May 24, 2004–"Oberlin students are fairly hip," says Roger Copeland. He should know. Next year marks his 30th as a member of Oberlin's theater and dance faculty.

"What appealed to me about teaching here was that I wouldn't have to pigeonhole myself as just a 20th-century theater person, or 20th-century dance person," Copeland said recently. "I love the range of courses that I get to teach."

So do his students. Some of the hippest find their way to his Concepts of the Avant-Garde. His course Happenings, Non-Literary Theater, and Performance Art and his seminar in literary criticism are magnets for students open to what is cutting edge in art, music, drama, and dance.

"Some of the students most excited about the avant-garde are those who didn't grow up in major art centers like Manhattan. Those students are here, in part, because they want to escape the provincialism they grew up with," Copeland says.

What excites him as a teacher is the championing of connoisseurship, i.e., "placing the arts in the broadest possible context" and, to quote 19th-century poet and literary critic Mathew Arnold, "evaluating them according to the best that has been known and thought in the world."

Infusing Copeland's work in the classroom is his experience as one of the country's foremost dance critics, but also his lifelong study of the great choreographer and 84-year-old seminal artist Merce Cunningham.

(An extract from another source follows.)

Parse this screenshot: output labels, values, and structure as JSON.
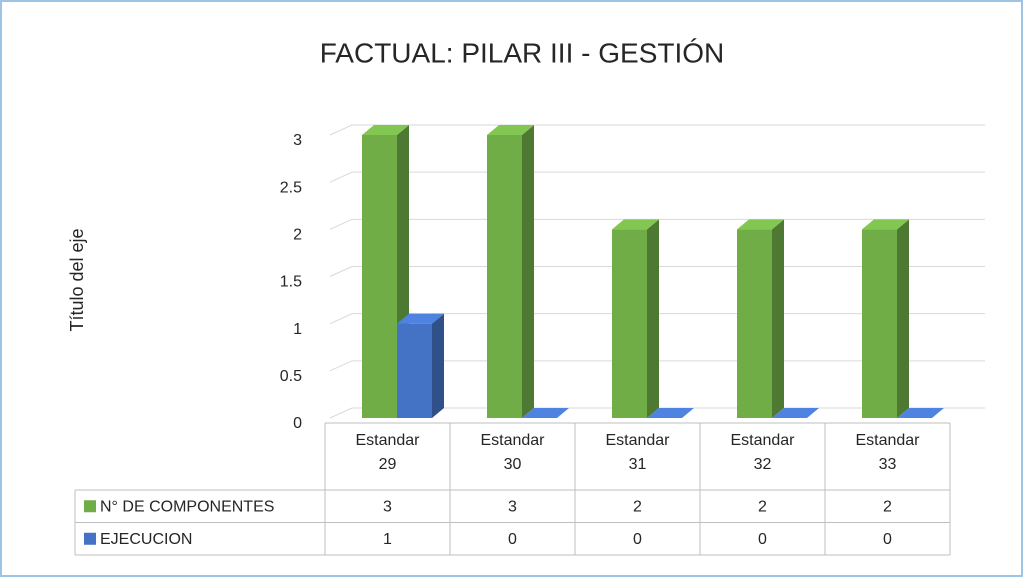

"It would be pretty hard to teach 20th-century dance history without teaching Cunningham," Copeland avows. "Not only is he the greatest living choreographer, but he is also the center of one of the great sea changes in the arts of the last 50 years—the movement away from a very hot, deeply personal, expressive aesthetic toward a much cooler one that is less dependent on inner torment and much more dependent on observation of the actual world."

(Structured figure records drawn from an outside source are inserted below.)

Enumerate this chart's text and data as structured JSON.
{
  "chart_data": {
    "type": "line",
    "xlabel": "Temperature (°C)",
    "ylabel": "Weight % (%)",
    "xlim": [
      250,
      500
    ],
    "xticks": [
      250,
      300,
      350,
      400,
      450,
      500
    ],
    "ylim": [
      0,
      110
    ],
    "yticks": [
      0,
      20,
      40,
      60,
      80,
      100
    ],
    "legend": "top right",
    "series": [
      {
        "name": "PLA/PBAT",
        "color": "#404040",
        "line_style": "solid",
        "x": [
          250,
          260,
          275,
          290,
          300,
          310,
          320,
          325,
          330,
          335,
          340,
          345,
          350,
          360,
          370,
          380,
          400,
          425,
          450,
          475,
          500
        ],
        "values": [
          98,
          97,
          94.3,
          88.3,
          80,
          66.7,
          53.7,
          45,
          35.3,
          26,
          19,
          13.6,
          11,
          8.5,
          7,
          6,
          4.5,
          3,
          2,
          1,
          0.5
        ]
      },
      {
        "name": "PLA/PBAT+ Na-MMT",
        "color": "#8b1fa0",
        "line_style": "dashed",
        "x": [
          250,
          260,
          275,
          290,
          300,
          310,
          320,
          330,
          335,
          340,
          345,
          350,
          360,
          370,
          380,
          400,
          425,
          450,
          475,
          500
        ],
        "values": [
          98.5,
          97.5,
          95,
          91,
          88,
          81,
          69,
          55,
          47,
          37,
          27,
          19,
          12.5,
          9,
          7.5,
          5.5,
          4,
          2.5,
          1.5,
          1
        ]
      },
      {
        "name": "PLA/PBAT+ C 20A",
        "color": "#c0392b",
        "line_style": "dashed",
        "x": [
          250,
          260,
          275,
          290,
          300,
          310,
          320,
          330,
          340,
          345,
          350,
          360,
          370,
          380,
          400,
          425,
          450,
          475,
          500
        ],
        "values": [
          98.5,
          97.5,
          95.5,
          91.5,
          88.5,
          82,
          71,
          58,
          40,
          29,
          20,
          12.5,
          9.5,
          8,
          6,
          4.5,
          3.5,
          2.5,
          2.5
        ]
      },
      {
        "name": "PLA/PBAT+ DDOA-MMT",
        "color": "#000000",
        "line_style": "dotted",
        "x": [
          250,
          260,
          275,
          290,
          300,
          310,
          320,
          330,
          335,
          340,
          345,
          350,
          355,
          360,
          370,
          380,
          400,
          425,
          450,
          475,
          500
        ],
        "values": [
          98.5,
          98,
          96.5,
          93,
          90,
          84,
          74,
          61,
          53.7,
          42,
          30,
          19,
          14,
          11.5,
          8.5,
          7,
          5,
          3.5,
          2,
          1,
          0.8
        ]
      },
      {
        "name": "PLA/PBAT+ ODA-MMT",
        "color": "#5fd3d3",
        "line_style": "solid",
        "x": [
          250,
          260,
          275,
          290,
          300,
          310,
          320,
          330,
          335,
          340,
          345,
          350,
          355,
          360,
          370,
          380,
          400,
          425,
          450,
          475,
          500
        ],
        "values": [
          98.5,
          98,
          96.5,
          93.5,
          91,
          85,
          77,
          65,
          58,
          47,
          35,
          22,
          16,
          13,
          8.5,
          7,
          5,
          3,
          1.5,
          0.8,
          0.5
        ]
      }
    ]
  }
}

Copeland chronicled that sea change in his just-released Merce Cunningham: The Modernizing of Modern Dance, a critical overview of the artist's 60-year career. The book is also an exhilarating history of theater, dance, art, music, and intellectual movements in America (see sidebar).

What Cunningham's art "does quite magnificently—is to help freshen and clarify perception" and "challenge existing relations between seeing and hearing," Copeland writes. "By stretching the interval between stimulus and response, they help to inoculate us against the many forms of (virtually) Pavlovian conditioning that play increasingly dominant roles in our daily lives."

Like Cunningham, Copeland courts change, takes risks, and sees value in the outrageous. One of his greatest satisfactions, he says, "is offering students a genuine alternative to some of the extremes of political correctness. To the extent that one can teach genuinely against the grain and get away with it, it's very gratifying."

Proof that his teaching against the grain has had impact can be seen in the careers of such former students as Eric Bogosian '76 and Julie Atlas Muz '95, two performers who definitely work outside the box.

Bogosian played the title role in the production of Buchner's Woyzeck that Copeland directed in the spring of l976. A recent recipient of a Guggenheim Fellowship, Bogosian is a film actor (Wonderland), a playwright (Talk Radio, SubUrbia), and an acerbic monologist (Sex, Drugs, Rock & Roll). Of his 2003 solo recording The Worst of Bogosian, the Hartford Courant reviewer wrote, "the humor, and the anger, work on several levels. For example, his final rant attacks the annoying and the exasperating in life with loud curses and blunt language. It is shocking, he is furious—and you will be choking with laughter."

Atlas Muz, a recent theater and dance major, is now a very hot, New York-based choreographer much in demand for her over-the-top conceptual burlesque performances. For example, a come-hither dance done with a bloody stump attached to her wrist and kept tucked behind her back "gave the appearance of a disembodied hand," said the New York Times. "The appendage tried not only to choke her but also to ravage her body. It was pure Ms. Muz: bawdy, satirical, and unadulterated theater from beginning to end."

Many of Copeland's students also go on to acclaimed careers in literary criticism and publishing, but he refuses to take credit for any of them: "I don't think they've been inspired by me. A significant percentage wanted to be artists to begin with."